Kokular beyni aldatıyor

Beynin içindeki tat korteksi bizi aldatıyor olabilir. Araştırmacılar kokunun nasıl gerçek tatmış gibi algılandığını araştırdı.

Beynin tat alma duygusu sadece ağızdan değil burundan da geliyor. Yemek yerken veya bir şeyler içerken sadece tat almayız, bir ‘lezzet’ deneyimleriz. Bu deneyim, yiyeceklerden gelen aromaların retronasal koku olarak bilinen, ağız boşluğu yoluyla buruna ulaşan tat ve koku kombinasyonundan kaynaklanıyor.. Karolinska Enstitüsü’nden araştırmacılar, beynin bu sinyalleri daha önce düşünülenden daha erken entegre ettiğini gösterdi.

Karolinska İnstitutet Klinik Nörobilim Bölümü araştırmacısı olan baş yazar Putu Agus Khorisantono, “Tat korteksinin tat ilişkili aromalara gerçek tatlarmış gibi tepki verdiğini gördük. Bulgu, örneğin aromalı sularda, bazen neden yalnızca kokudan tat yaşadığımıza dair olası bir açıklama sunuyor. Bu, kokuların ve tatların yiyecekleri zevkli hale getirmek, belirli yiyecekleri aşırı yemeyi teşvik etmek için ne kadar güçlü bir şekilde birlikte çalıştığının altını çiziyor.” ifadelerini kullanıyor.

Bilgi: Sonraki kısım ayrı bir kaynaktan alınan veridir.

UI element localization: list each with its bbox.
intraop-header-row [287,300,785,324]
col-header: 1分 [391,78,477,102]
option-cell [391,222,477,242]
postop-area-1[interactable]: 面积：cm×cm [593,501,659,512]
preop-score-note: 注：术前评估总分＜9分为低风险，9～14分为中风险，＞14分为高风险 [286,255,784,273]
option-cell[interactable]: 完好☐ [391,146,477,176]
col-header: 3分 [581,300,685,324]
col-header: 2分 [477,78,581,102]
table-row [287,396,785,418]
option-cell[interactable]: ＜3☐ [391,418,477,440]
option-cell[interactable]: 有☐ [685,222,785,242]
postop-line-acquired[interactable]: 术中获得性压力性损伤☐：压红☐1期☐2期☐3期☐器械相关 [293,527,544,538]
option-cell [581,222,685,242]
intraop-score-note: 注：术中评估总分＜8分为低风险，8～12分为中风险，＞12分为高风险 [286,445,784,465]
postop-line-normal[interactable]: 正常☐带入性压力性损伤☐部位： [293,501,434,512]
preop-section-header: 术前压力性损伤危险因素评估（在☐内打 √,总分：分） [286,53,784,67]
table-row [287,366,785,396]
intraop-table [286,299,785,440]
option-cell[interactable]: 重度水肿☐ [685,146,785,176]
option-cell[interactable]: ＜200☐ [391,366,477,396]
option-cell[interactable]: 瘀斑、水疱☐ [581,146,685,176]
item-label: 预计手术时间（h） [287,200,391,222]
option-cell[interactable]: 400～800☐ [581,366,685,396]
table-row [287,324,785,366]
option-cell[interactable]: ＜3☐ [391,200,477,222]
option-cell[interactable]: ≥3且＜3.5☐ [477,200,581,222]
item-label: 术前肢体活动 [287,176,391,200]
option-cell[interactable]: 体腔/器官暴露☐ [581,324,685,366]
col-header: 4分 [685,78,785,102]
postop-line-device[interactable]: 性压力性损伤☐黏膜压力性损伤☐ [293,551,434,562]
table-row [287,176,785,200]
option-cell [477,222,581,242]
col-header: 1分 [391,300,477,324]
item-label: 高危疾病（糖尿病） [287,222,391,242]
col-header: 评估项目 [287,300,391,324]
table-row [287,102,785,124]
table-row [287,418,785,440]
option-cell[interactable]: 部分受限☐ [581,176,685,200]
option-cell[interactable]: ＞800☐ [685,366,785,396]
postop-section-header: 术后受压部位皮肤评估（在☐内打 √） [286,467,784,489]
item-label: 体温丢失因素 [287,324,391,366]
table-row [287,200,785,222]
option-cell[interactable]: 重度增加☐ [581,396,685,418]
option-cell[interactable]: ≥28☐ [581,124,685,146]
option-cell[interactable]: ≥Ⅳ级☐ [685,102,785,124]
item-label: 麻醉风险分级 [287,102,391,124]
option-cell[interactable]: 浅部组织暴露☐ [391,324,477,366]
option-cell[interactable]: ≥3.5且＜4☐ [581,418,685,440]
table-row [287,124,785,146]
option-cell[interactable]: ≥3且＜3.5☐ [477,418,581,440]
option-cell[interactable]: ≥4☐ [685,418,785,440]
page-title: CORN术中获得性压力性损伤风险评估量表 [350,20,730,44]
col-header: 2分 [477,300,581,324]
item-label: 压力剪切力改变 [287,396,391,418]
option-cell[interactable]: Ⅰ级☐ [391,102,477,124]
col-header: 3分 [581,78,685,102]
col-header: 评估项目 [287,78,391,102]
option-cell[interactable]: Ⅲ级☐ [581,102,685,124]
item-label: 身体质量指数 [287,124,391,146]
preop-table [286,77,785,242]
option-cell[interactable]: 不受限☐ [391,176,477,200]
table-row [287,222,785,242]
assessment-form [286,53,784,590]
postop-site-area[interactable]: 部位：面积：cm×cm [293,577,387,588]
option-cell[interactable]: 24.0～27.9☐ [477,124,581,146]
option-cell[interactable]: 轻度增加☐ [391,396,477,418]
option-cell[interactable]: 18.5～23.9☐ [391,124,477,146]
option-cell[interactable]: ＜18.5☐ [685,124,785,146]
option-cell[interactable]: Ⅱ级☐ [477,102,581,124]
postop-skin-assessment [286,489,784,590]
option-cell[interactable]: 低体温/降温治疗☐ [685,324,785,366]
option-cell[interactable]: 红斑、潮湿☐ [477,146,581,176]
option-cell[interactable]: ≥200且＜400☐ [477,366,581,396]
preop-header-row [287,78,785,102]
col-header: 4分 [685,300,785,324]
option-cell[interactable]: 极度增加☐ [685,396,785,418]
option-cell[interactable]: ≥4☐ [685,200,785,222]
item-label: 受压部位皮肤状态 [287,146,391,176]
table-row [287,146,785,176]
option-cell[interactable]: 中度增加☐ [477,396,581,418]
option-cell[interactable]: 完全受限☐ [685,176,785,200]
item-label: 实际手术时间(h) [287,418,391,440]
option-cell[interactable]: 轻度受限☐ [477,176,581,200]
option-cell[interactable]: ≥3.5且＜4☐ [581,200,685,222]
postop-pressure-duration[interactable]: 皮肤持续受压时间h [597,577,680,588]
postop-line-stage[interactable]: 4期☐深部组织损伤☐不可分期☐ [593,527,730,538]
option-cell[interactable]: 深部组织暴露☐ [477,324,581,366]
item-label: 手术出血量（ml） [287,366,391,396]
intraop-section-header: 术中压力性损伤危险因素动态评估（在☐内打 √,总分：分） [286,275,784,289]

Çalışmaya 25 sağlıklı yetişkin katıldı. Öncelikle katılımcılara, tat ve koku kombinasyonları aracılığıyla hem tatlı hem de tuzlu tatları ayırt etmeleri öğretildi. Ardından, katılımcılara ya tatsız bir aroma ya da kokusuz bir tat verilerek beyin görüntüleme (fMRI) gerçekleştirildi.

Eurekalert’te yer alan araştırmaya göre sonuçlar, tatlı veya tuzlu olarak algılanan aromaların sadece beynin tat korteksinin gerçek tatlarla aynı kısımlarını aktive etmekle kalmayıp, aynı zamanda benzer aktivasyon kalıplarını uyandırdığını gösterdi. Bu örtüşme, özellikle tat korteksinin duyusal izlenimlerin entegrasyonuyla bağlantılı kısımlarında belirgindi.

Çalışmanın yazarlarından Janina Seubert, “Bu, beynin tat ve kokuyu ayrı ayrı işlemediğini, bunun yerine tat korteksindeki lezzet deneyiminin ortak bir temsilini oluşturduğunu gösteriyor. Bu mekanizma, tat tercihlerimizin ve yeme alışkanlıklarımızın nasıl oluştuğu ve etkilendiği ile ilgili olabilir.” şeklinde konuştu.

Araştırmacılar şimdi aynı mekanizmanın ortonazal kokular olarak bilinen dış kokular için de geçerli olup olmadığını araştırmayı planlıyorlar.

Putu Agus Khorisantono, “Peynir koridorundan süpermarketteki hamur işlerine yürüdüğümüzde beynin tat korteksindeki aktivasyon modelinin tuzludan tatlıya değişip değişmediğini öğrenmek istiyoruz. Eğer öyleyse, bunun tüketmeyi seçtiğimiz gıdalar üzerinde önemli bir etkisi olabilir.” diyor.